A scoff bursts out of her so quickly it seems to surprise us both. “Oh, like you did all those times I called you when you moved to Vancouver?”
“Audrey...” I say, hoping I can placate her. I was a stupid twenty-two-year-old who’d just been drafted into the NHL.
“Don’t ‘Audrey’ me,” she says. “I will answer my phone if I can. And if not, I’ll call you back. That’s what people normally do when someone’s left them a message. Or twenty.” Now she sounds pissed off, and she spins on her heel and heads toward the front door with a blonde woman I hadn’t even noticed hot on her heels.
“Who was that, Mommy?” Graham asks when they make it to the front door.
“He’s no one,” Audrey replies right before the door shuts behind them.
Ouch.
With my stomach in my throat, I turn around, and my eyes meet Lauren’s. I hope she can’t tell how upset I am right now.

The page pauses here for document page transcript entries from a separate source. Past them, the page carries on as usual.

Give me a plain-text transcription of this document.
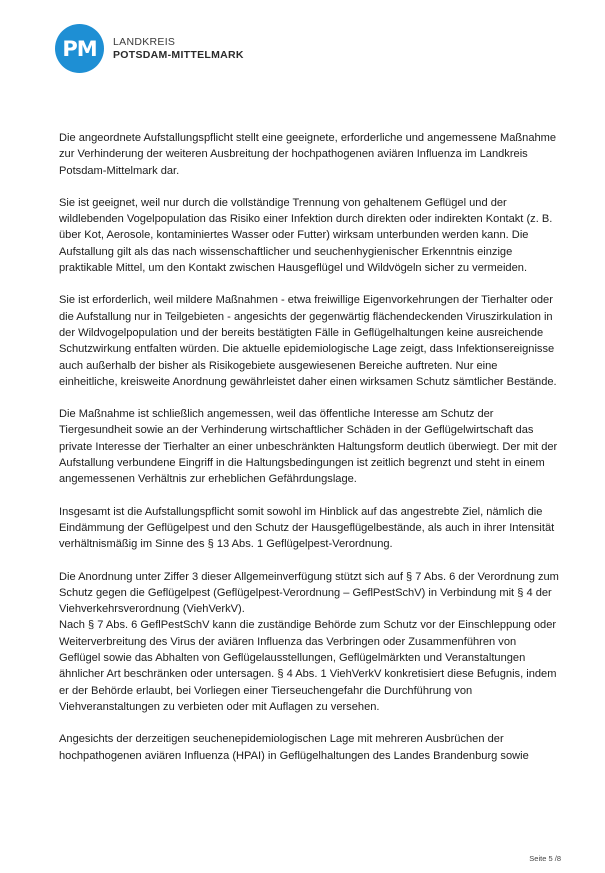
PM	LANDKREIS
POTSDAM-MITTELMARK

Die angeordnete Aufstallungspflicht stellt eine geeignete, erforderliche und angemessene Maßnahme zur Verhinderung der weiteren Ausbreitung der hochpathogenen aviären Influenza im Landkreis Potsdam-Mittelmark dar.

Sie ist geeignet, weil nur durch die vollständige Trennung von gehaltenem Geflügel und der wildlebenden Vogelpopulation das Risiko einer Infektion durch direkten oder indirekten Kontakt (z. B. über Kot, Aerosole, kontaminiertes Wasser oder Futter) wirksam unterbunden werden kann. Die Aufstallung gilt als das nach wissenschaftlicher und seuchenhygienischer Erkenntnis einzige praktikable Mittel, um den Kontakt zwischen Hausgeflügel und Wildvögeln sicher zu vermeiden.

Sie ist erforderlich, weil mildere Maßnahmen - etwa freiwillige Eigenvorkehrungen der Tierhalter oder die Aufstallung nur in Teilgebieten - angesichts der gegenwärtig flächendeckenden Viruszirkulation in der Wildvogelpopulation und der bereits bestätigten Fälle in Geflügelhaltungen keine ausreichende Schutzwirkung entfalten würden. Die aktuelle epidemiologische Lage zeigt, dass Infektionsereignisse auch außerhalb der bisher als Risikogebiete ausgewiesenen Bereiche auftreten. Nur eine einheitliche, kreisweite Anordnung gewährleistet daher einen wirksamen Schutz sämtlicher Bestände.

Die Maßnahme ist schließlich angemessen, weil das öffentliche Interesse am Schutz der Tiergesundheit sowie an der Verhinderung wirtschaftlicher Schäden in der Geflügelwirtschaft das private Interesse der Tierhalter an einer unbeschränkten Haltungsform deutlich überwiegt. Der mit der Aufstallung verbundene Eingriff in die Haltungsbedingungen ist zeitlich begrenzt und steht in einem angemessenen Verhältnis zur erheblichen Gefährdungslage.

Insgesamt ist die Aufstallungspflicht somit sowohl im Hinblick auf das angestrebte Ziel, nämlich die Eindämmung der Geflügelpest und den Schutz der Hausgeflügelbestände, als auch in ihrer Intensität verhältnismäßig im Sinne des § 13 Abs. 1 Geflügelpest-Verordnung.

Die Anordnung unter Ziffer 3 dieser Allgemeinverfügung stützt sich auf § 7 Abs. 6 der Verordnung zum Schutz gegen die Geflügelpest (Geflügelpest-Verordnung – GeflPestSchV) in Verbindung mit § 4 der Viehverkehrsverordnung (ViehVerkV).

Nach § 7 Abs. 6 GeflPestSchV kann die zuständige Behörde zum Schutz vor der Einschleppung oder Weiterverbreitung des Virus der aviären Influenza das Verbringen oder Zusammenführen von Geflügel sowie das Abhalten von Geflügelausstellungen, Geflügelmärkten und Veranstaltungen ähnlicher Art beschränken oder untersagen. § 4 Abs. 1 ViehVerkV konkretisiert diese Befugnis, indem er der Behörde erlaubt, bei Vorliegen einer Tierseuchengefahr die Durchführung von Viehveranstaltungen zu verbieten oder mit Auflagen zu versehen.

Angesichts der derzeitigen seuchenepidemiologischen Lage mit mehreren Ausbrüchen der hochpathogenen aviären Influenza (HPAI) in Geflügelhaltungen des Landes Brandenburg sowie

Seite 5 /8
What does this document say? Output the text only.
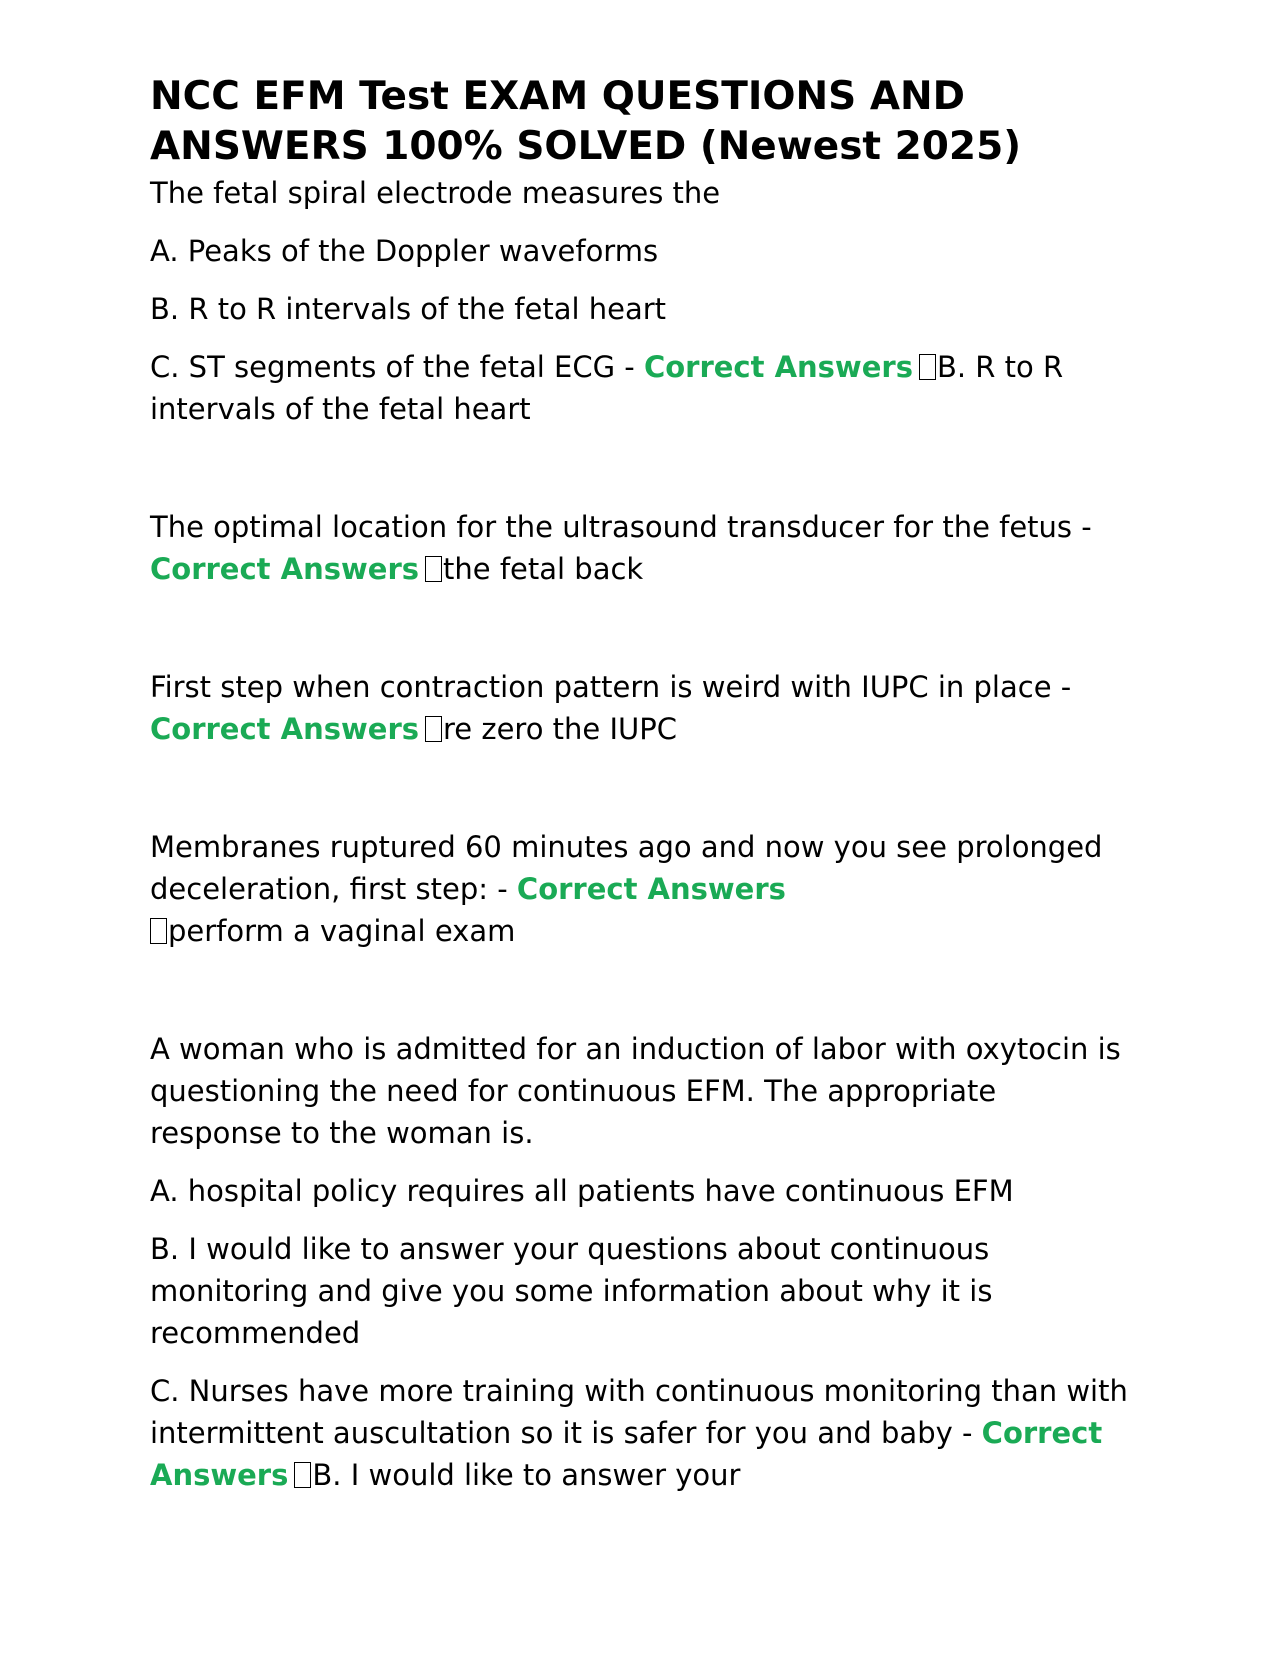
NCC EFM Test EXAM QUESTIONS AND ANSWERS 100% SOLVED (Newest 2025)

The fetal spiral electrode measures the

A. Peaks of the Doppler waveforms

B. R to R intervals of the fetal heart

C. ST segments of the fetal ECG - Correct Answers B. R to R intervals of the fetal heart

The optimal location for the ultrasound transducer for the fetus - Correct Answers the fetal back

First step when contraction pattern is weird with IUPC in place - Correct Answers re zero the IUPC

Membranes ruptured 60 minutes ago and now you see prolonged deceleration, first step: - Correct Answers
perform a vaginal exam

A woman who is admitted for an induction of labor with oxytocin is questioning the need for continuous EFM. The appropriate response to the woman is.

A. hospital policy requires all patients have continuous EFM

B. I would like to answer your questions about continuous monitoring and give you some information about why it is recommended

C. Nurses have more training with continuous monitoring than with intermittent auscultation so it is safer for you and baby - Correct Answers B. I would like to answer your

What is Audrey talking about? What twenty messages? I vaguely remember that she called me a few times and left a couple of messages. But I had a lot going on that first year in Vancouver, and I ignored her calls because I needed to make a clean break from my life back in Boston—I couldn’t handle anything else on my plate. But twenty messages? I don’t remember that. I’m trying to wrack my brain and remember what happened six years ago…
“You want to help me carry the s’mores supplies out, please?” Lauren asks me, shaking me from my stupor.
“Yeah, sure.”
I follow her to the kitchen island, where two large platters with graham crackers, chocolate bars, and marshmallows sit.
“So, how do you know Audrey?” I ask her as I pick up one of the platters.
She holds up her left hand so I can see her engagement ring. “Future sister-in-law.”
“Wait...Audrey is...” I try to make sense of this in my head. “She’s Jameson’s sister?”
“You didn’t know that?”
“I had no idea.”
“Weren’t you already working with Jameson when you were playing hockey in college, with plans of him becoming your agent after you were drafted?”
That’s how it usually works with college players if they haven’t already been drafted. “Yeah,” I say, shaking my head in disbelief, “but I didn’t know Audrey was his sister.”
Getting a girl pregnant in college is bad enough, but my agent’s little sister? How did I not know they were related? How did I not know she was pregnant?
Fuck…I’ve not even been back in Boston for a full day, and I’ve already seriously screwed up. Or I guess I screwed up years ago, but I just didn’t know it.
“Did she know Jameson was going to be your agent?”
“I don’t know. I can’t remember if I ever mentioned it specifically, but it was definitely public knowledge.”
“How did you and Audrey know each other, again?” she asks with curiosity.
She obviously knows we know each other from college, but maybe Audrey didn’t tell her anything aside from that? “She tutored me.” I’m tempted to ask her for more details about Audrey and Graham, but if I have a kid, it really feels like the type of thing I should talk to Audrey about directly.